Aida mengerang lalu menghentakkan kaki menuju ruangan VIP, Ridwan makin terbahak-bahak, Widya tersenyum lebar sambil geleng-geleng kepala melihat rekan kerja dan bosnya yang sama-sama kurang warasnya. Cuma Jamal manusia yang sibuk makan kue, mungkin dikira lagi nonton drama.
Ruangan VIP memiliki pintu khusus yang membuatnya terpisah dengan area lainnya, di sini sudah ada beberapa karyawan yang Kala pilih sendiri. Berbeda dengan teman-teman lain yang bisa diajak bercanda, pekerja ruang VIP lebih seperti robot yang terus melakukan hal-hal sama.

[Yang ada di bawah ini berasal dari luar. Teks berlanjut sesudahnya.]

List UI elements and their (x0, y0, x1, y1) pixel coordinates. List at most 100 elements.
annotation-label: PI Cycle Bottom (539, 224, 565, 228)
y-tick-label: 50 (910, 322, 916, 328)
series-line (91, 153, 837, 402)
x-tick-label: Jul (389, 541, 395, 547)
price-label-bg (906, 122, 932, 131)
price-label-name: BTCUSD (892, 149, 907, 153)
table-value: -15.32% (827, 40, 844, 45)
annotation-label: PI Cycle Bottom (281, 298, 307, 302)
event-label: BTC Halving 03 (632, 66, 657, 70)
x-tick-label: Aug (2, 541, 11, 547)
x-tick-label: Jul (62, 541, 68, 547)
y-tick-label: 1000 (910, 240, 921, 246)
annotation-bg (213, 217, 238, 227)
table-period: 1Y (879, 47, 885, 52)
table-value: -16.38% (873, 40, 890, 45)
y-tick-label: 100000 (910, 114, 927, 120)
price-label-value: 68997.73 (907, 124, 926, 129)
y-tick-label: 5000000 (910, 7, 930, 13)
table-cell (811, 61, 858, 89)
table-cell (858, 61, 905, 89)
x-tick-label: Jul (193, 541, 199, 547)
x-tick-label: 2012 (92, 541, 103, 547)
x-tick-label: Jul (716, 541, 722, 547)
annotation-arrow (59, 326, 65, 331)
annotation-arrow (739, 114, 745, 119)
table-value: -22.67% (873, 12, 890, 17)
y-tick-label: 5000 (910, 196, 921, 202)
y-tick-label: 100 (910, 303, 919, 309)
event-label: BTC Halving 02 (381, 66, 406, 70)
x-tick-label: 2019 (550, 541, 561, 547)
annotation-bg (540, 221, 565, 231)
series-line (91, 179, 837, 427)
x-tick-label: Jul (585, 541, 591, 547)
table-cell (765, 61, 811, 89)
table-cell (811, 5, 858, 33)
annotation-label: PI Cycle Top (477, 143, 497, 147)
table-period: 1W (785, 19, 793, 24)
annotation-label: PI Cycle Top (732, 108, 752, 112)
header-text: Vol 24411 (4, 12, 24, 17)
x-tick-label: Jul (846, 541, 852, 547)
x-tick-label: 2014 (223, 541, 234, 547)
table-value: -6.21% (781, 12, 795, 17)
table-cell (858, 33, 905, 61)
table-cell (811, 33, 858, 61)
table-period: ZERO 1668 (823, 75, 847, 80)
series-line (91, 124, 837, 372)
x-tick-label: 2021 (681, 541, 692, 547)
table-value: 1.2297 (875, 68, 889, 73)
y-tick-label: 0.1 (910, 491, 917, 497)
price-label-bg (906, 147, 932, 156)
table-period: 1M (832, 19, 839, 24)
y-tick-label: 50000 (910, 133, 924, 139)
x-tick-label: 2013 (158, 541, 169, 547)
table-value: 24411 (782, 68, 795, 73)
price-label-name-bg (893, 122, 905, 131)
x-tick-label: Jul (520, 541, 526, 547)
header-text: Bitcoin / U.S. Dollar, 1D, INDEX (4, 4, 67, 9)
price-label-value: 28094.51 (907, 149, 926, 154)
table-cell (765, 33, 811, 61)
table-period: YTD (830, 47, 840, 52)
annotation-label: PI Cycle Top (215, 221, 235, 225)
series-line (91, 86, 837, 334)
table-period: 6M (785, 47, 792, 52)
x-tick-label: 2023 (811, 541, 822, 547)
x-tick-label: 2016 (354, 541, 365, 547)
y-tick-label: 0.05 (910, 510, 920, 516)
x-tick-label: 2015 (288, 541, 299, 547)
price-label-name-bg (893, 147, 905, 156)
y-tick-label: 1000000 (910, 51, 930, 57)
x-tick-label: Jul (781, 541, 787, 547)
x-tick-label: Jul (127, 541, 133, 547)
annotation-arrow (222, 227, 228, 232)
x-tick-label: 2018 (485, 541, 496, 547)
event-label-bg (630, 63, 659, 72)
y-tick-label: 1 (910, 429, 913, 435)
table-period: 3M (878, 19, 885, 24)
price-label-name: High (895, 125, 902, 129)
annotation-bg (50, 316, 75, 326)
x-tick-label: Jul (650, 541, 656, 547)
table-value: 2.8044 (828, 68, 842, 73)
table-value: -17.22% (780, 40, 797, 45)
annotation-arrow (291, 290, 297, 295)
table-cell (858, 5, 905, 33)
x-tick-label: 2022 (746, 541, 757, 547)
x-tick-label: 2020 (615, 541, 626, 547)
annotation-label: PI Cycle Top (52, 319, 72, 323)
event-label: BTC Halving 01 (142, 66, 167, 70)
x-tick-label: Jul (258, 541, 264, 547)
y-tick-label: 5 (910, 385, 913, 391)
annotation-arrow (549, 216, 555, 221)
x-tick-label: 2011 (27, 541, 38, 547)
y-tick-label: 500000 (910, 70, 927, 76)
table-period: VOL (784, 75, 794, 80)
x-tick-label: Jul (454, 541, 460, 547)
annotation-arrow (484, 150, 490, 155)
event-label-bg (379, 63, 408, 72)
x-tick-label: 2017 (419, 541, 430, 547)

Aida menghampiri meja yang diisi oleh seorang laki-laki berseragam SMA, tamu VIP yang disebutkan Kala itu menunduk. Seorang karyawan datang menyerahkan nampan yang berisi americano dan macaron.
"Ini minuman terpahit yang kami miliki, biasanya memang disajikan dengan kue manis supaya bisa dinikmati." Aida berbicara sambil mengambil gelas di hadapannya, ia meminum sedikit lalu mengigit macaron.
Pemuda tadi mengikuti gerakan Aida, matanya tampak kosong tapi raut sedih jelas terlihat di sana. Aida tersenyum menatap lawan bicaranya.
"Hidup nggak mungkin sesimple ini kan, Mbak? Terlalu banyak pahitnya sampai nggak bisa dinikmati. Kira-kira kenapa saya hidup?"
Kala duduk di meja lalu mengambil kopinya sendiri, kali ini pria itu tampak berwibawa hingga Aida pun lupa pada kekesalannya.
"Kalau kamu penasaran, kenapa nggak kita cari tahu jawabannya?"
Sebuah pintu terbuka, Kala bangkit diikuti Aida yang meletakkan celemek dan merapikan rambutnya.
"Kamu ikut kan?" Tanya Aida yang langsung dijawab dengan anggukan.
Ketiganya masuk ke pintu tadi, jam di ruang VIP berputar cepat ke arah kanan sementara pintu menutup dan bercahaya. Seorang pekerja mendekati meja dan mengambil tiga gelas kopi yang mengering dan macaron yang ditumbuhi jamur.